At the end of the cold war, with détente, the space policy makers in Washington decreed that NASA would cooperate with the Russian space organizations to build the new space station.  First part of that would be a series of demonstration flights between NASA and Russian.  This including flying Russians on the Space Shuttle and Americans on the Russian Soyuz spacecraft. Norm Thagard would be first.

This threw the agency into a tizzy.  There was no way that the Russians were going to disclose all their technical specifications for all the sub tier parts; after all much of the technology was applicable to military uses.  And there was no way that the Russians had complied with US standards – most of which were either promulgated by the US Military (the dreaded “Mil Spec”) or by American professional and commercial groups (e.g., ASME, ANSI, etc.,  where the A stands for American).

Yet, the Soyuz had been flying for a long time, a huge number of flights by spacecraft standards, and it had demonstrated a safety record at least as good as the Space Shuttle.  And even more, the Russians were ready to fly on our shuttle based on the American assertion that it was “safe.”

So a new standard was promulgated – not officially published, but actually used.  A standard that basically said, if a spacecraft is demonstrated to be adequately safe, then it is certifiable.  Sort of like the simple, direct, and performance based standards of the FAA airworthiness regs.

Now there was a lot of nervousness, and many questions asked (not all answered), paper was signed, and Norm flew.  It was not easy, but it happened.

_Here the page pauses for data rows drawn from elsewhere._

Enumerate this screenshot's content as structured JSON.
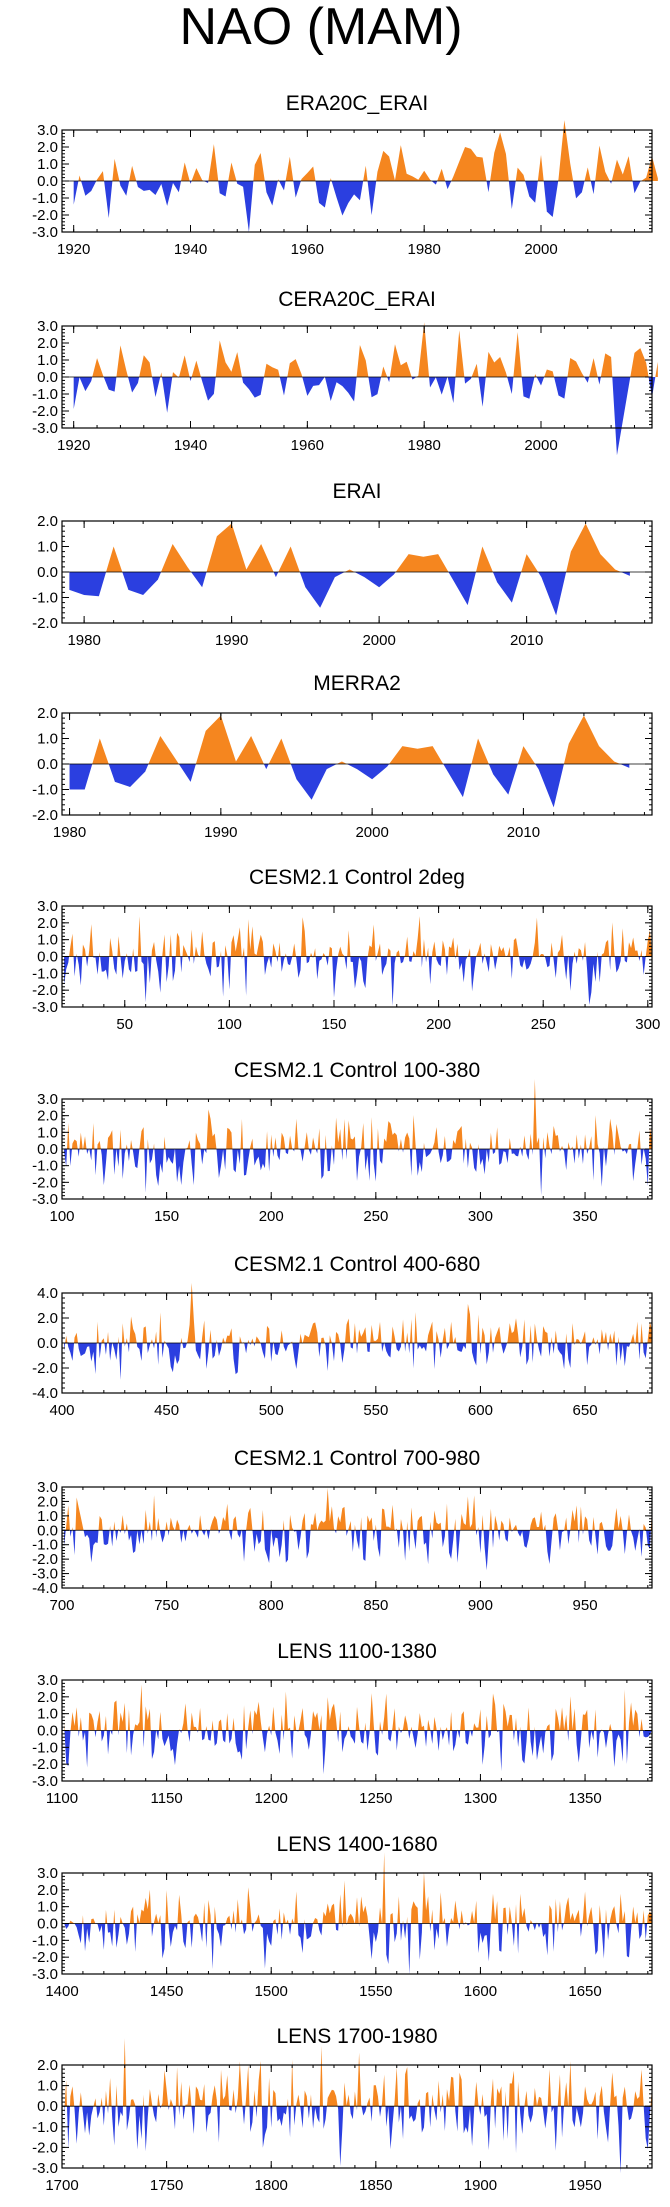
{
  "figure": {
    "title": "NAO (MAM)",
    "pos_color": "#f5861f",
    "neg_color": "#2b3fe0"
  },
  "chart_data": [
    {
      "type": "area",
      "title": "ERA20C_ERAI",
      "xlim": [
        1918,
        2019
      ],
      "ylim": [
        -3.0,
        3.0
      ],
      "yticks": [
        "3.0",
        "2.0",
        "1.0",
        "0.0",
        "-1.0",
        "-2.0",
        "-3.0"
      ],
      "yticks_values": [
        3,
        2,
        1,
        0,
        -1,
        -2,
        -3
      ],
      "xticks": [
        "1920",
        "1940",
        "1960",
        "1980",
        "2000"
      ],
      "xticks_values": [
        1920,
        1940,
        1960,
        1980,
        2000
      ],
      "gen": {
        "mode": "annual",
        "n": 101,
        "seed": 11,
        "amp": 1.1
      }
    },
    {
      "type": "area",
      "title": "CERA20C_ERAI",
      "xlim": [
        1918,
        2019
      ],
      "ylim": [
        -3.0,
        3.0
      ],
      "yticks": [
        "3.0",
        "2.0",
        "1.0",
        "0.0",
        "-1.0",
        "-2.0",
        "-3.0"
      ],
      "yticks_values": [
        3,
        2,
        1,
        0,
        -1,
        -2,
        -3
      ],
      "xticks": [
        "1920",
        "1940",
        "1960",
        "1980",
        "2000"
      ],
      "xticks_values": [
        1920,
        1940,
        1960,
        1980,
        2000
      ],
      "gen": {
        "mode": "annual",
        "n": 101,
        "seed": 12,
        "amp": 1.1
      }
    },
    {
      "type": "area",
      "title": "ERAI",
      "xlim": [
        1978.5,
        2018.5
      ],
      "ylim": [
        -2.0,
        2.0
      ],
      "yticks": [
        "2.0",
        "1.0",
        "0.0",
        "-1.0",
        "-2.0"
      ],
      "yticks_values": [
        2,
        1,
        0,
        -1,
        -2
      ],
      "xticks": [
        "1980",
        "1990",
        "2000",
        "2010"
      ],
      "xticks_values": [
        1980,
        1990,
        2000,
        2010
      ],
      "x": [
        1979,
        1980,
        1981,
        1982,
        1983,
        1984,
        1985,
        1986,
        1987,
        1988,
        1989,
        1990,
        1991,
        1992,
        1993,
        1994,
        1995,
        1996,
        1997,
        1998,
        1999,
        2000,
        2001,
        2002,
        2003,
        2004,
        2005,
        2006,
        2007,
        2008,
        2009,
        2010,
        2011,
        2012,
        2013,
        2014,
        2015,
        2016,
        2017
      ],
      "values": [
        -0.7,
        -0.9,
        -0.95,
        1.0,
        -0.7,
        -0.9,
        -0.3,
        1.1,
        0.2,
        -0.6,
        1.4,
        1.9,
        0.1,
        1.1,
        -0.2,
        1.0,
        -0.6,
        -1.4,
        -0.2,
        0.1,
        -0.2,
        -0.6,
        -0.1,
        0.7,
        0.6,
        0.7,
        -0.3,
        -1.3,
        1.0,
        -0.4,
        -1.2,
        0.7,
        -0.2,
        -1.7,
        0.8,
        1.9,
        0.7,
        0.1,
        -0.15
      ]
    },
    {
      "type": "area",
      "title": "MERRA2",
      "xlim": [
        1979.5,
        2018.5
      ],
      "ylim": [
        -2.0,
        2.0
      ],
      "yticks": [
        "2.0",
        "1.0",
        "0.0",
        "-1.0",
        "-2.0"
      ],
      "yticks_values": [
        2,
        1,
        0,
        -1,
        -2
      ],
      "xticks": [
        "1980",
        "1990",
        "2000",
        "2010"
      ],
      "xticks_values": [
        1980,
        1990,
        2000,
        2010
      ],
      "x": [
        1980,
        1981,
        1982,
        1983,
        1984,
        1985,
        1986,
        1987,
        1988,
        1989,
        1990,
        1991,
        1992,
        1993,
        1994,
        1995,
        1996,
        1997,
        1998,
        1999,
        2000,
        2001,
        2002,
        2003,
        2004,
        2005,
        2006,
        2007,
        2008,
        2009,
        2010,
        2011,
        2012,
        2013,
        2014,
        2015,
        2016,
        2017
      ],
      "values": [
        -1.0,
        -1.0,
        1.0,
        -0.7,
        -0.9,
        -0.3,
        1.1,
        0.2,
        -0.7,
        1.3,
        1.9,
        0.1,
        1.1,
        -0.2,
        1.0,
        -0.6,
        -1.4,
        -0.2,
        0.1,
        -0.2,
        -0.6,
        -0.1,
        0.7,
        0.6,
        0.7,
        -0.3,
        -1.3,
        1.0,
        -0.4,
        -1.2,
        0.7,
        -0.2,
        -1.7,
        0.8,
        1.9,
        0.7,
        0.1,
        -0.15
      ]
    },
    {
      "type": "area",
      "title": "CESM2.1 Control 2deg",
      "xlim": [
        20,
        302
      ],
      "ylim": [
        -3.0,
        3.0
      ],
      "yticks": [
        "3.0",
        "2.0",
        "1.0",
        "0.0",
        "-1.0",
        "-2.0",
        "-3.0"
      ],
      "yticks_values": [
        3,
        2,
        1,
        0,
        -1,
        -2,
        -3
      ],
      "xticks": [
        "50",
        "100",
        "150",
        "200",
        "250",
        "300"
      ],
      "xticks_values": [
        50,
        100,
        150,
        200,
        250,
        300
      ],
      "gen": {
        "mode": "dense",
        "n": 282,
        "seed": 21,
        "amp": 0.95
      }
    },
    {
      "type": "area",
      "title": "CESM2.1 Control 100-380",
      "xlim": [
        100,
        382
      ],
      "ylim": [
        -3.0,
        3.0
      ],
      "yticks": [
        "3.0",
        "2.0",
        "1.0",
        "0.0",
        "-1.0",
        "-2.0",
        "-3.0"
      ],
      "yticks_values": [
        3,
        2,
        1,
        0,
        -1,
        -2,
        -3
      ],
      "xticks": [
        "100",
        "150",
        "200",
        "250",
        "300",
        "350"
      ],
      "xticks_values": [
        100,
        150,
        200,
        250,
        300,
        350
      ],
      "gen": {
        "mode": "dense",
        "n": 282,
        "seed": 22,
        "amp": 0.95
      }
    },
    {
      "type": "area",
      "title": "CESM2.1 Control 400-680",
      "xlim": [
        400,
        682
      ],
      "ylim": [
        -4.0,
        4.0
      ],
      "yticks": [
        "4.0",
        "2.0",
        "0.0",
        "-2.0",
        "-4.0"
      ],
      "yticks_values": [
        4,
        2,
        0,
        -2,
        -4
      ],
      "xticks": [
        "400",
        "450",
        "500",
        "550",
        "600",
        "650"
      ],
      "xticks_values": [
        400,
        450,
        500,
        550,
        600,
        650
      ],
      "gen": {
        "mode": "dense",
        "n": 282,
        "seed": 23,
        "amp": 1.0
      }
    },
    {
      "type": "area",
      "title": "CESM2.1 Control 700-980",
      "xlim": [
        700,
        982
      ],
      "ylim": [
        -4.0,
        3.0
      ],
      "yticks": [
        "3.0",
        "2.0",
        "1.0",
        "0.0",
        "-1.0",
        "-2.0",
        "-3.0",
        "-4.0"
      ],
      "yticks_values": [
        3,
        2,
        1,
        0,
        -1,
        -2,
        -3,
        -4
      ],
      "xticks": [
        "700",
        "750",
        "800",
        "850",
        "900",
        "950"
      ],
      "xticks_values": [
        700,
        750,
        800,
        850,
        900,
        950
      ],
      "gen": {
        "mode": "dense",
        "n": 282,
        "seed": 24,
        "amp": 1.0
      }
    },
    {
      "type": "area",
      "title": "LENS 1100-1380",
      "xlim": [
        1100,
        1382
      ],
      "ylim": [
        -3.0,
        3.0
      ],
      "yticks": [
        "3.0",
        "2.0",
        "1.0",
        "0.0",
        "-1.0",
        "-2.0",
        "-3.0"
      ],
      "yticks_values": [
        3,
        2,
        1,
        0,
        -1,
        -2,
        -3
      ],
      "xticks": [
        "1100",
        "1150",
        "1200",
        "1250",
        "1300",
        "1350"
      ],
      "xticks_values": [
        1100,
        1150,
        1200,
        1250,
        1300,
        1350
      ],
      "gen": {
        "mode": "dense",
        "n": 282,
        "seed": 25,
        "amp": 0.95
      }
    },
    {
      "type": "area",
      "title": "LENS 1400-1680",
      "xlim": [
        1400,
        1682
      ],
      "ylim": [
        -3.0,
        3.0
      ],
      "yticks": [
        "3.0",
        "2.0",
        "1.0",
        "0.0",
        "-1.0",
        "-2.0",
        "-3.0"
      ],
      "yticks_values": [
        3,
        2,
        1,
        0,
        -1,
        -2,
        -3
      ],
      "xticks": [
        "1400",
        "1450",
        "1500",
        "1550",
        "1600",
        "1650"
      ],
      "xticks_values": [
        1400,
        1450,
        1500,
        1550,
        1600,
        1650
      ],
      "gen": {
        "mode": "dense",
        "n": 282,
        "seed": 26,
        "amp": 0.95
      }
    },
    {
      "type": "area",
      "title": "LENS 1700-1980",
      "xlim": [
        1700,
        1982
      ],
      "ylim": [
        -3.0,
        2.0
      ],
      "yticks": [
        "2.0",
        "1.0",
        "0.0",
        "-1.0",
        "-2.0",
        "-3.0"
      ],
      "yticks_values": [
        2,
        1,
        0,
        -1,
        -2,
        -3
      ],
      "xticks": [
        "1700",
        "1750",
        "1800",
        "1850",
        "1900",
        "1950"
      ],
      "xticks_values": [
        1700,
        1750,
        1800,
        1850,
        1900,
        1950
      ],
      "gen": {
        "mode": "dense",
        "n": 282,
        "seed": 27,
        "amp": 0.95
      }
    }
  ]
}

You can read all about it here:

http://ston.jsc.nasa.gov/collections/TRS/_techrep/SP-2010-578.pdf

So as new human certification ratings are proposed, they rely heavily on new standards and specifications, requirements for analysis, engineering calculation, computer simulation, piece-part testing and just a little bit on flight demonstration.  Of course, the Shuttle and the Soyuz don’t comply with those standards; they were built in different times with more primitive standards.  But they demonstrate a level of reliability or safety that is apparently acceptable.

If someone were to build their own spacecraft and/or launch vehicle; fly it successfully many times, demonstrate its capabilities in actual flight; then I suspect the new human rating requirements would be tossed aside in favor of demonstrated actual flight performance.

And that is as it should be.

But we are a long way to space travel being at the maturity, economy, and routine of air travel.